The video game:
- The reason for the game's relatively short length? So that you can finish your journey from beginning to end without any breaks, and with the same companion all the way, should you meet one.
- Why there are exactly six spirits of the Ancients who appear to you in the end? They are the spirits who've shown you the visions at the meditation stones in the Beginning, the Bridge, the Desert, the Descent, the Tunnels, and the Temple. That's right, you were seeing a different Ancient every time (they do look the same, but so do you and your Companion), and in the end, they simply all gathered together.
- Why do the "War Machines" have no weaponry? They only "eat" the red cloth creatures and store them inside their bodies. The Ancients weren't using them to fight—they use them to steal resources from each other for survival. The machines aren't trying to kill you, they're trying to collect you (or rather, your clothes, especially the scarf) for their absent masters.
- Extra Credits brought up an example when comparing the game to the archetypical Hero's Journey, involving the wind serving as Invisible Walls at the start of the game; That it actually serves as as a subtle version of the Refusal of the Call, pushing the player back on the path when they inevitably try to wander off and explore instead of answering the call.

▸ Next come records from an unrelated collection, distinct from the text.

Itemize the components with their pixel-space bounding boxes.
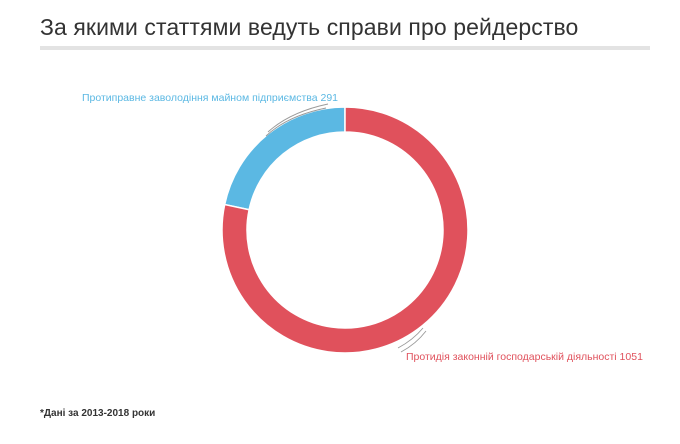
footnote: *Дані за 2013-2018 роки [40, 408, 156, 419]
label-business-obstruction: Протидія законній господарській діяльнос… [406, 351, 643, 363]
labels-layer: Протиправне заволодіння майном підприємс… [82, 92, 643, 363]
slices-layer [221, 106, 469, 354]
label-property-seizure: Протиправне заволодіння майном підприємс… [82, 92, 338, 104]
chart-title: За якими статтями ведуть справи про рейд… [40, 14, 579, 40]
leader-lines-layer [265, 103, 427, 353]
title-divider [40, 46, 650, 50]
slice-business-obstruction [221, 106, 469, 354]
leader-line-property-seizure [265, 103, 329, 137]
leader-line-business-obstruction [397, 327, 427, 353]
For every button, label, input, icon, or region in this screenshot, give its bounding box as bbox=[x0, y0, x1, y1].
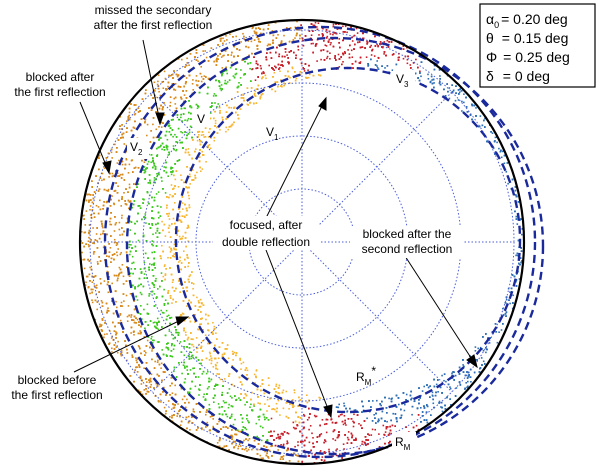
arrowhead bbox=[102, 160, 112, 175]
arrow-blocked-after-first bbox=[79, 101, 109, 171]
v3-label: V3 bbox=[396, 72, 409, 89]
v-label-bg bbox=[193, 109, 210, 127]
arrow-blocked-before bbox=[73, 317, 186, 373]
rm-star-label: RM* bbox=[356, 364, 376, 387]
arrow-blocked-after-second bbox=[404, 255, 476, 365]
missed-secondary-region bbox=[128, 58, 270, 443]
focused-edge-region bbox=[159, 66, 322, 424]
arrowhead bbox=[318, 96, 327, 111]
v1-label: V1 bbox=[266, 125, 279, 142]
arrow-focused-1 bbox=[261, 99, 326, 227]
dashed-circle-inner bbox=[174, 66, 522, 414]
arrowhead bbox=[466, 354, 478, 369]
arrowhead bbox=[155, 112, 165, 126]
arrowhead bbox=[175, 316, 190, 326]
blocked-after-second-label-bg bbox=[350, 226, 464, 258]
legend-theta: θ = 0.15 deg bbox=[486, 30, 568, 46]
primary-mirror-outline bbox=[78, 18, 526, 466]
missed-secondary-label-line1: missed the secondary bbox=[95, 3, 212, 17]
focused-label-line2: double reflection bbox=[222, 235, 310, 249]
vertex-labels: V V1 V2 V3 RM* RM bbox=[127, 70, 416, 454]
rm-label-bg bbox=[392, 432, 416, 454]
v2-label-bg bbox=[127, 138, 149, 159]
grid-spoke bbox=[151, 91, 453, 393]
blocked-after-second-label-line1: blocked after the bbox=[363, 227, 452, 241]
legend-box bbox=[479, 3, 596, 88]
parameter-legend: α0 = 0.20 deg θ = 0.15 deg Φ = 0.25 deg δ = … bbox=[479, 3, 596, 88]
focused-label-line1: focused, after bbox=[230, 218, 303, 232]
v-label: V bbox=[197, 112, 205, 126]
blocked-before-label-line2: the first reflection bbox=[11, 388, 102, 402]
arrow-missed-secondary bbox=[142, 39, 161, 123]
v2-label: V2 bbox=[130, 140, 143, 157]
blocked-after-first-label-line1: blocked after bbox=[26, 70, 95, 84]
missed-secondary-label-line2: after the first reflection bbox=[94, 18, 213, 32]
legend-delta: δ = 0 deg bbox=[486, 68, 550, 84]
annotation-arrows bbox=[73, 39, 478, 419]
grid-spoke bbox=[151, 91, 453, 393]
dashed-circle-outer bbox=[103, 25, 537, 459]
focused-label-bg bbox=[213, 216, 319, 250]
blocked-after-second-label-line2: second reflection bbox=[362, 242, 453, 256]
blocked-after-first-reflection-region bbox=[251, 21, 421, 464]
legend-phi: Φ = 0.25 deg bbox=[486, 49, 570, 65]
blocked-after-first-label-line2: the first reflection bbox=[14, 85, 105, 99]
rm-label: RM bbox=[395, 435, 411, 452]
legend-alpha: α0 = 0.20 deg bbox=[486, 11, 568, 30]
arrowhead bbox=[323, 404, 333, 419]
dashed-circles bbox=[103, 25, 545, 459]
blocked-before-label-line1: blocked before bbox=[18, 373, 97, 387]
annotation-texts: missed the secondary after the first ref… bbox=[11, 3, 464, 402]
arrow-focused-2 bbox=[265, 249, 331, 415]
dashed-circle-middle bbox=[125, 36, 545, 456]
v3-label-bg bbox=[393, 70, 415, 91]
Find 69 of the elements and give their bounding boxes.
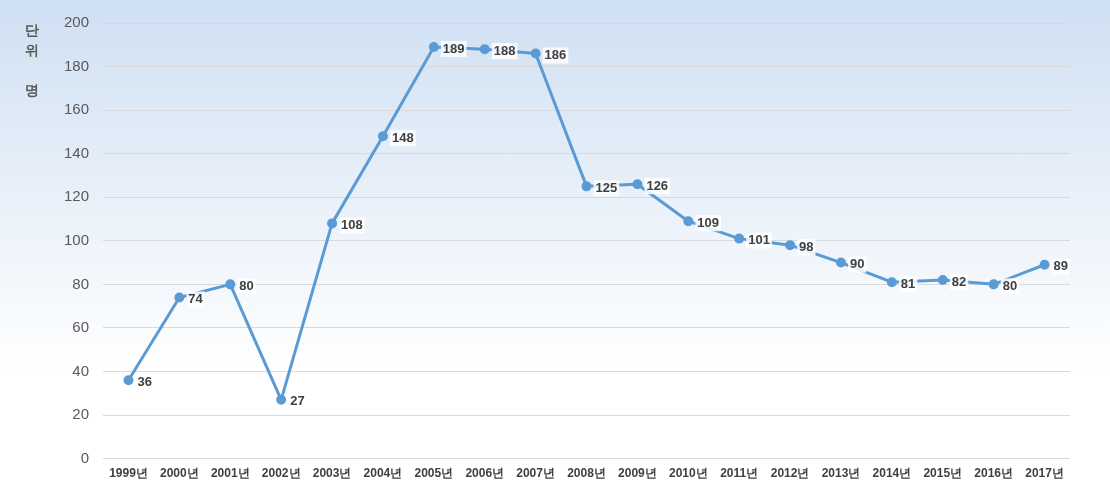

- Why does collecting all of the glyphs in the game unlock the ability to be a White Cloak? Because you were focused on doing the exact same thing they did, collecting as much energy as you could find with little thought for any consequences your actions may have caused. And why does being a White Cloak let you regenerate energy without singing to anyone? It is implies that all of the glyphs are the spirits of dead cloaked beings which means that the regeneration ability is caused by their spirits singing to you, just like how the spirits of the Six Ancient White Cloaks sing to you to give you the energy to ascend at the end.
- There is actually a way to communicate with the other players: Morse Code (if you know it).
- Those crates that contain the little scarves? Those are segments of the War Machines.
- In the second-to-last level, the glowing symbols are implied to be the souls of sacrificed robed beings.
- All of the markers are implied to be the tombstones. You walk past dozens in the first section. In the second-to-last level, you travel across a snowy hill with hundreds of tombstones, and soon after you and your partner collapse in the snow. During the ending, another tombstone one is created, implying that each tombstone on the hill was from a robed being that didn't make it.
- Why are there only two areas that have large groups of tombstones? Well according to the complete tapestry the first group you encountered in the desert belong to the White Cloaks that died in the war, since it shows them buried underneath the markers before leading up to your character's "birth", while the ending implies the second set in the frozen mountains belong to the Red Cloaks that die trying to ascend by reaching the split peak, just like what happened to you.
- The War Machines/Guardians faces are masked when inactive. (or right after they turn red when they catch you) If you take a closer look, you can see that aside from a few added details, they resemble your character's face. This was done not only to symbolize the Guardians with the darker parts of the past, but also the darker parts of the player's own self.
- We do see the War Machines eating the red-cloth creatures, which makes sense, because of the resource war the White Cloaks were embroiled in. But if you get a White Cloak yourself, the War Machines can't tell the difference. Does that mean that the White Cloaks are really Not So Different from the red-cloth creatures, and they died because the war drove them to use each other as fuel?